Within hours the couple had stolen a car and switched its number plates, and were heading out towards Santa Barbara. Stephanie sat really close to Stock as they made the hour-long journey and talked in vivid detail about the plan to murder Phillip Bogdanoff: they’d go to the Bogdanoff mobile home, wait for Phillip to open the door and pump him full of bullets.

But as they approached the outskirts of Santa Barbara, Stock began suffering from an attack of guilty conscience. The idea of blasting Phillip Bogdanoff to death seemed all wrong. His hands started shaking, even though Stephanie was snuggling close to him as they drove. She kissed and licked his ear, neck and cheeks to try and help him relax. But the same thought kept going through Stock’s mind: ‘I’ll go to hell if I do this.’

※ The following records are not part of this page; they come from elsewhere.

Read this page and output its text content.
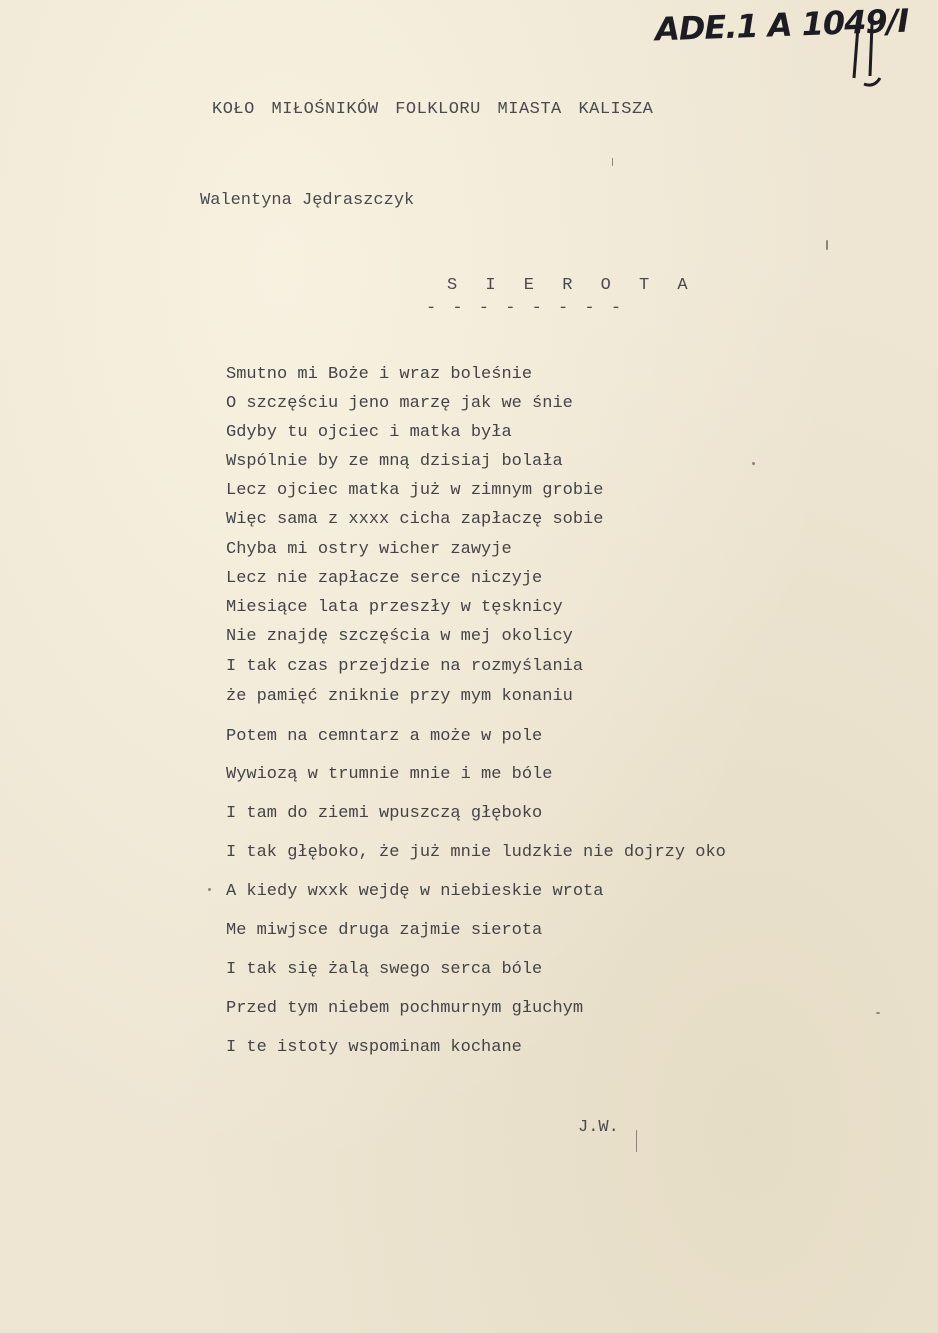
ADE.1 A 1049/I
KOŁO MIŁOŚNIKÓW FOLKLORU MIASTA KALISZA
Walentyna Jędraszczyk
S I E R O T A
- - - - - - - -
Smutno mi Boże i wraz boleśnie
O szczęściu jeno marzę jak we śnie
Gdyby tu ojciec i matka była
Wspólnie by ze mną dzisiaj bolała
Lecz ojciec matka już w zimnym grobie
Więc sama z xxxx cicha zapłaczę sobie
Chyba mi ostry wicher zawyje
Lecz nie zapłacze serce niczyje
Miesiące lata przeszły w tęsknicy
Nie znajdę szczęścia w mej okolicy
I tak czas przejdzie na rozmyślania
że pamięć zniknie przy mym konaniu
Potem na cemntarz a może w pole
Wywiozą w trumnie mnie i me bóle
I tam do ziemi wpuszczą głęboko
I tak głęboko, że już mnie ludzkie nie dojrzy oko
A kiedy wxxk wejdę w niebieskie wrota
Me miwjsce druga zajmie sierota
I tak się żalą swego serca bóle
Przed tym niebem pochmurnym głuchym
I te istoty wspominam kochane
J.W.
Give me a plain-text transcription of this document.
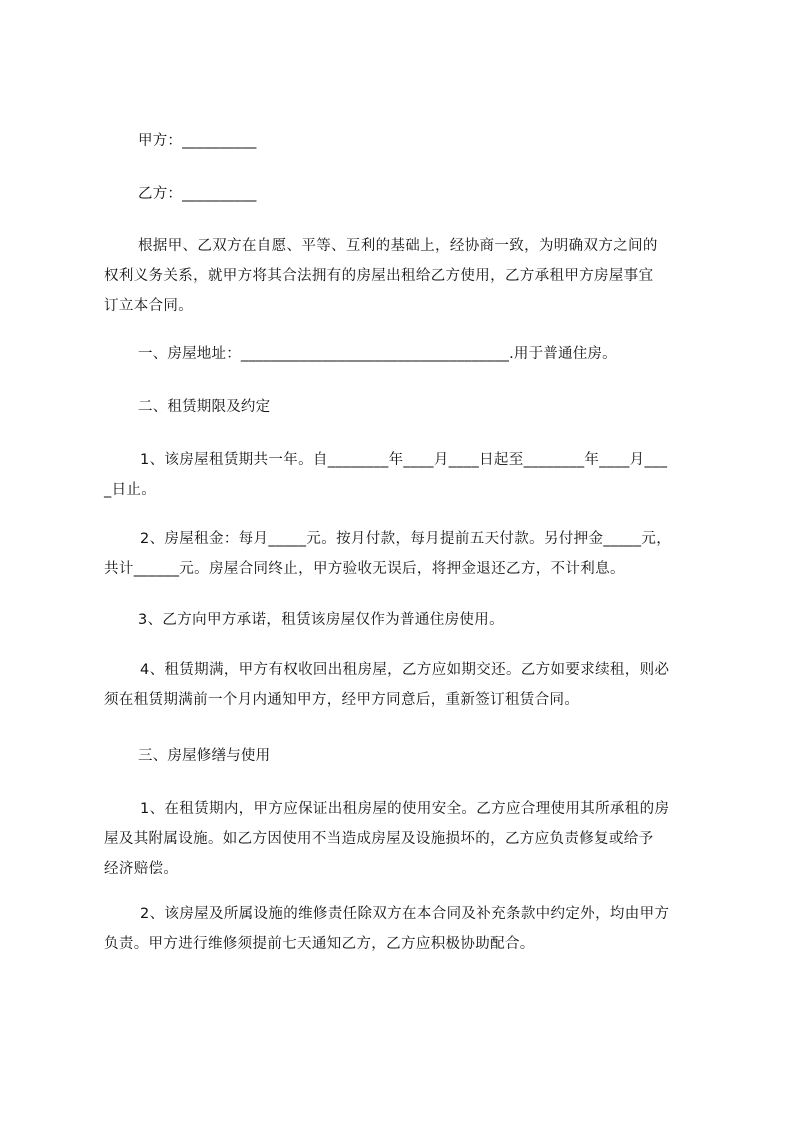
甲方：__________
乙方：__________
根据甲、乙双方在自愿、平等、互利的基础上，经协商一致，为明确双方之间的
权利义务关系，就甲方将其合法拥有的房屋出租给乙方使用，乙方承租甲方房屋事宜
订立本合同。
一、房屋地址：____________________________________.用于普通住房。
二、租赁期限及约定
1、该房屋租赁期共一年。自________年____月____日起至________年____月___
_日止。
2、房屋租金：每月_____元。按月付款，每月提前五天付款。另付押金_____元，
共计______元。房屋合同终止，甲方验收无误后，将押金退还乙方，不计利息。
3、乙方向甲方承诺，租赁该房屋仅作为普通住房使用。
4、租赁期满，甲方有权收回出租房屋，乙方应如期交还。乙方如要求续租，则必
须在租赁期满前一个月内通知甲方，经甲方同意后，重新签订租赁合同。
三、房屋修缮与使用
1、在租赁期内，甲方应保证出租房屋的使用安全。乙方应合理使用其所承租的房
屋及其附属设施。如乙方因使用不当造成房屋及设施损坏的，乙方应负责修复或给予
经济赔偿。
2、该房屋及所属设施的维修责任除双方在本合同及补充条款中约定外，均由甲方
负责。甲方进行维修须提前七天通知乙方，乙方应积极协助配合。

Just outside Santa Barbara, Stock announced to Stephanie he was pulling out of the hit. She was surprisingly calm and they turned the car around and headed back to Bakersfield in complete silence. When Stock dropped her off at her home, she’d already decided she’d never see him again. She’d have to find some other stupid man to do what he was told.

 

Just a few days later, Stephanie set out to persuade another of her admirers, Danny Kaplan, a neighbour from Bakersfield. He later recalled that there was something incredibly sexy about the teenager. When she nuzzled up to him and said she needed a favour, he couldn’t resist helping her. Even after she’d explained the task, Kaplan took a huge gulp and decided to do it. He was hooked.

‘I loved her so much I’d have done anything for her,’ Kaplan said later. It was a familiar story. Stephanie had that sort of power over men. Kaplan didn’t even object when Stephanie said her regular boyfriend – 21-year-old Brian Stafford – would be accompanying them on their mission to kill Phillip Bogdanoff. Kaplan still believed he’d be her only true love in the end.

A few days later, both men loaded shotguns and rifles into Kaplan’s car and headed off towards Santa Barbara. This time the plan was to blast Phillip Bogdanoff to death as he drove alongside them on the motorway on his way back home from work. So by the time Kaplan, Stafford and Stephanie had arrived at Bogdanoff’s workplace, all three were totally psyched up for the kill. They found a discreet vantage point overlooking the main entrance to the building and waited for Bogdanoff to come out.

Many hours passed. Then darkness fell and the three accomplices began to realise that maybe he wasn’t at work that day. They got agitated and Kaplan started to question the entire plan for the first time.

‘Let’s call it a day. We’ll have to think up a different way to do this,’ he said nervously to the other two.

But Stephanie had other ideas. As the two men dropped their mini-armoury of weapons back in the boot of the car, she suggested a different way to kill her ‘evil’ stepfather. But Kaplan didn’t want to know.

‘I’m not going through with it. I want out of this,’ he said.

Stephanie and her boyfriend Brian Stafford were angered by Kaplan’s outburst.

‘Hey, come on. You promised. We all agreed.’

Stephanie made it sound more like a playground dare than a mission to murder.

‘No way. I cannot murder an innocent man.’

‘But he’s not innocent. He’s beaten my mom. He deserves to die.’

‘You don’t know that for sure.’

Stephanie failed to dissuade Kaplan. They’d have to go back to the drawing board yet again. But nothing would make Stephanie give up. She ignored all her fears out of a fierce loyalty for her ‘battered’ mother. She believed the right opportunity would come along eventually. And boyfriend Stafford remained as passionate about Stephanie as ever. He’d do anything for her.